Your chances of seeing a paycheck boost are low when you spontaneously ask your employer or manager for a raise. The executive may be caught off guard, and you may not have your position on a raise fully thought-out – with good arguments for a pay increase.  Never ask for a raise on the spur of the moment.

  • Gather information on your job performance since you were hired. Create a list of achievements and accomplishments – the positive impact you’ve had in your areas of responsibility.
  • Add to your list: Perfect attendance. Represented business at industry conference. Improved employee morale. Don’t be shy. Tell it like it is. You’re after a pay raise – one that you deserve.
  • Be prepared to explain why you’re worthy of a pay raise by detailing improvements made and objectives reached.
  • Consider whether you actually deserve a raise. If you have trouble listing solid accomplishments that have helped the company’s bottom line, it might be best to wait until you have some.  Look for ways to improve your value to the company: volunteer for assignments, take continuing education classes, etc.
  • Keep expectations realistic. A pay raise is often a goodwill gesture on the part of the employer in recognition of excellent performance. You might not get everything you ask for, but you may get deserved recognition and a little something extra in the pay envelope.
  • Assess the company’s position. If layoffs are in place and the buzz around the water cooler points to tough times ahead, it’s probably not a good time to ask for a raise – even if a raise is long overdue. Your chances of getting a pay boost increase when the company is growing.
  • Practice your raise pitch. Write out your achievements, skills, and contributions and memorize them.  Organize your presentation for maximum effect.

During Negotiations

Make an appointment with your director, the company owner, the HR Director – the person who decides how much you get paid. Make sure you’re talking to the decision maker – the right person to hear your “case.”  Making an appointment should help eliminate distractions and ensure you have the attention of your supervisor. You also have the privacy needed to discuss sensitive information about salary.
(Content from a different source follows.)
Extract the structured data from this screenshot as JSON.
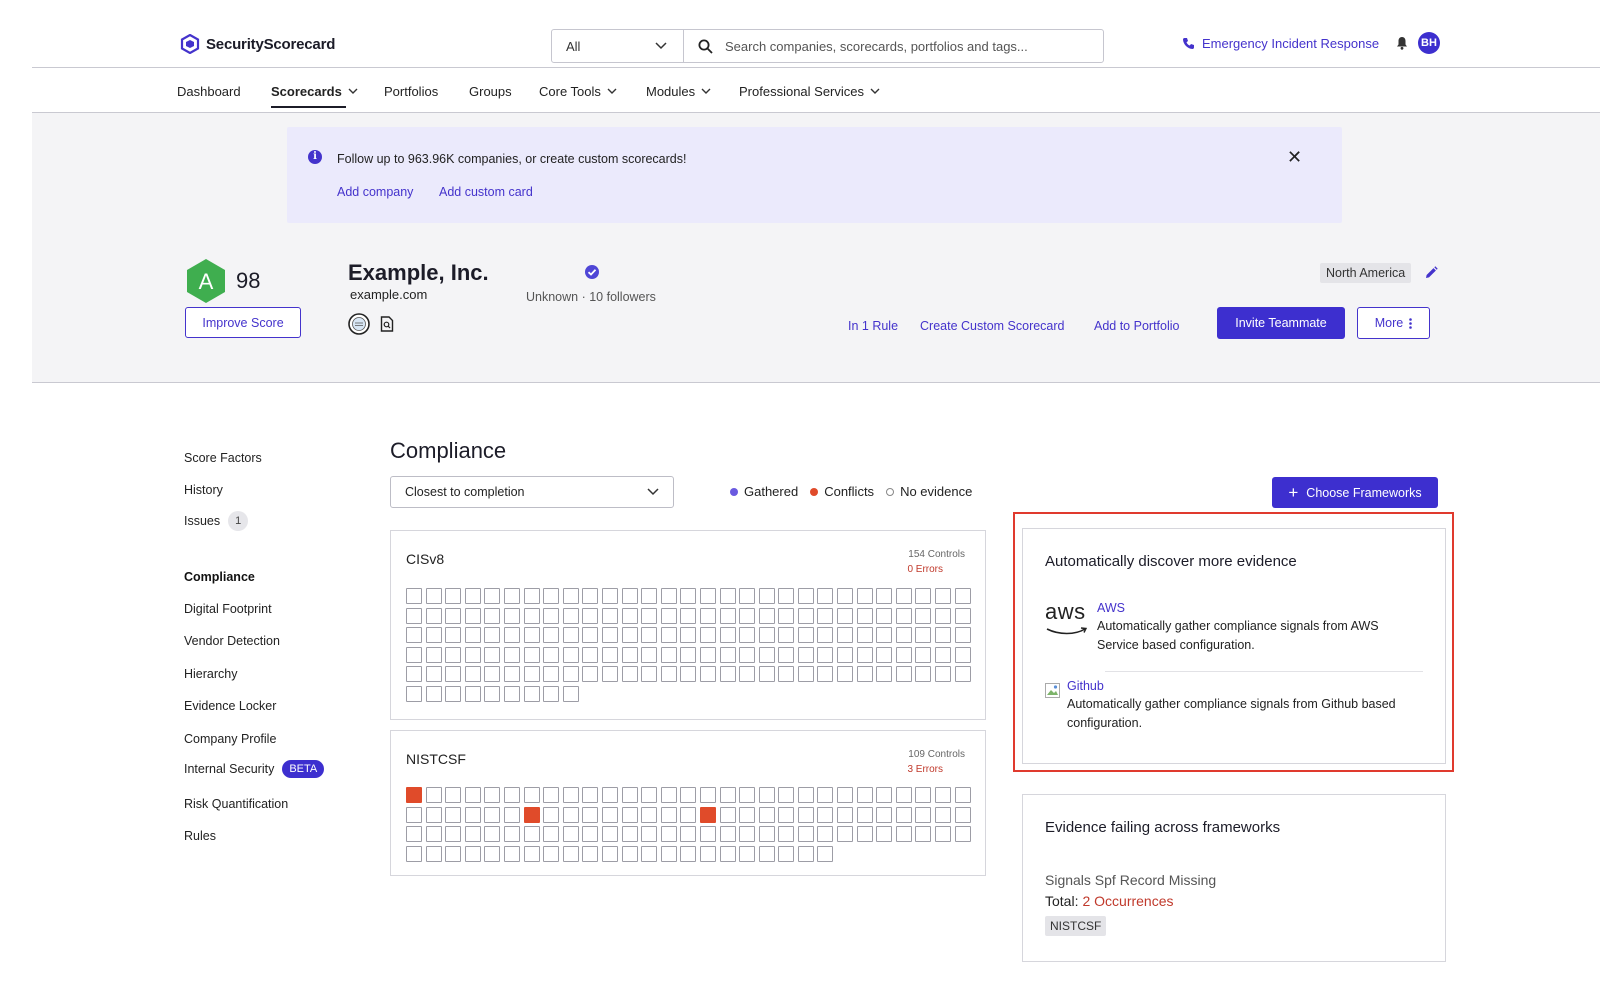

Introduce the subject of a raise to avoid the surprise factor. Then launch your presentation. Notes are fine. It shows you’ve thought this out and it keeps you on track. No rambling. Get to the point, present the facts and wait for a reaction.

Don’t back yourself in a corner by demanding a raise. Provide evidence that you deserve a raise, but never back yourself into a corner. Threats of “a raise or I quit” may have unexpected (and unwanted) consequences.
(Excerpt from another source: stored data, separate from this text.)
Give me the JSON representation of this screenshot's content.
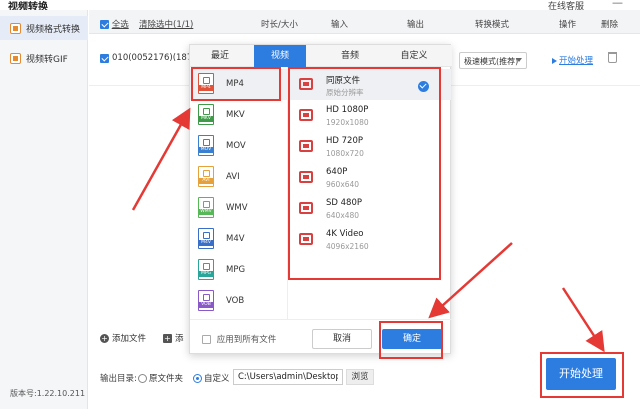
{
  "app": {
    "title": "视频转换",
    "service": "在线客服",
    "minimize": "—",
    "version": "版本号:1.22.10.211"
  },
  "sidebar": {
    "items": [
      {
        "label": "视频格式转换"
      },
      {
        "label": "视频转GIF"
      }
    ]
  },
  "table": {
    "select_all": "全选",
    "clear_failed": "清除选中(1/1)",
    "columns": [
      "时长/大小",
      "输入",
      "输出",
      "转换模式",
      "操作",
      "删除"
    ]
  },
  "file_row": {
    "name": "010(0052176)(18717",
    "mode": "极速模式(推荐)",
    "start": "开始处理"
  },
  "popup": {
    "tabs": [
      "最近",
      "视频",
      "音频",
      "自定义"
    ],
    "formats": [
      {
        "label": "MP4",
        "color": "#e0533a"
      },
      {
        "label": "MKV",
        "color": "#3f9b4a"
      },
      {
        "label": "MOV",
        "color": "#3a7fd0"
      },
      {
        "label": "AVI",
        "color": "#e6a13a"
      },
      {
        "label": "WMV",
        "color": "#57b857"
      },
      {
        "label": "M4V",
        "color": "#3a6fc9"
      },
      {
        "label": "MPG",
        "color": "#2aa59a"
      },
      {
        "label": "VOB",
        "color": "#8a58c9"
      }
    ],
    "presets": [
      {
        "name": "同原文件",
        "res": "原始分辨率"
      },
      {
        "name": "HD 1080P",
        "res": "1920x1080"
      },
      {
        "name": "HD 720P",
        "res": "1080x720"
      },
      {
        "name": "640P",
        "res": "960x640"
      },
      {
        "name": "SD 480P",
        "res": "640x480"
      },
      {
        "name": "4K Video",
        "res": "4096x2160"
      }
    ],
    "apply_all": "应用到所有文件",
    "cancel": "取消",
    "ok": "确定"
  },
  "bottom": {
    "add_file": "添加文件",
    "add_folder": "添",
    "output_label": "输出目录:",
    "radio_source": "原文件夹",
    "radio_custom": "自定义",
    "path": "C:\\Users\\admin\\Desktop",
    "browse": "浏览",
    "start": "开始处理"
  },
  "colors": {
    "accent": "#2d7de0",
    "annotation": "#e53935"
  }
}
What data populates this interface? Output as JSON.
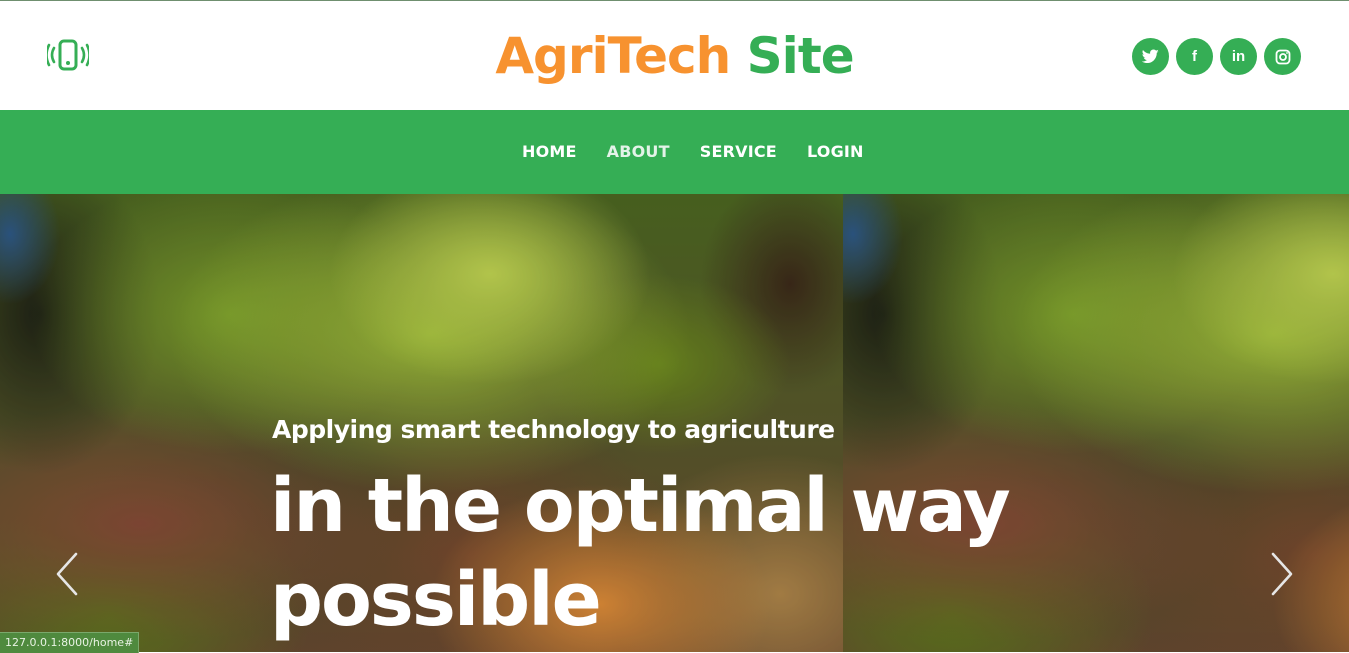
{
  "header": {
    "title_part1": "AgriTech",
    "title_part2": "Site",
    "left_icon": "phone-vibrate-icon",
    "social": [
      {
        "name": "twitter-icon",
        "label": ""
      },
      {
        "name": "facebook-icon",
        "label": "f"
      },
      {
        "name": "linkedin-icon",
        "label": "in"
      },
      {
        "name": "instagram-icon",
        "label": ""
      }
    ]
  },
  "nav": {
    "items": [
      {
        "label": "HOME"
      },
      {
        "label": "ABOUT"
      },
      {
        "label": "SERVICE"
      },
      {
        "label": "LOGIN"
      }
    ]
  },
  "hero": {
    "subtitle": "Applying smart technology to agriculture",
    "title": "in the optimal way possible",
    "prev_icon": "chevron-left-icon",
    "next_icon": "chevron-right-icon"
  },
  "status": {
    "url": "127.0.0.1:8000/home#"
  },
  "colors": {
    "brand_orange": "#f7922f",
    "brand_green": "#35ae55",
    "white": "#ffffff"
  }
}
Be prepared to take less than you anticipate. Most of us think we’re worth more as employees than we are. A small raise is better than no raise and it may put you on the fast track for a larger raise at some point in the future.

Be willing to accept benefits other than a pay raise. A better parking spot. Three weeks vacation. More sick days. A bigger office (with a window). There are a lot of ways employers can show appreciation without delivering a pay raise. Again, these benefits indicate that you have value to the employer who wants to keep you in place.

Always remain calm. These are negotiations, not debates. And the last thing you want to do is annoy your supervisor – a sure means of losing out on a pay raise. Discuss. Listen. Assess. Leave.

Never compare your salary to another employee’s salary. First, you shouldn’t even know what fellow employees earn, and many companies prohibit discussions of salary. Further, you may be comparing apples and oranges. Never discuss another employee’s salary.

Know when to stop. If you get push-back from a supervisor, there’s a reason. Maybe money is tight, but you don’t know it. If the listener explains why a raise isn’t feasible, bring up additional benefits. If that discussion goes nowhere, thank the supervisor for his or her time and get back to work.

If you don’t get a raise, or additional benefits, or any type of recognition for a job well done, you have the option of conducting a job search for a better position that pays a higher wage.  Find the new job, give proper notice and leave on good terms.

 

The information provided is presented for general informational purposes only and does not constitute tax, legal or business advice.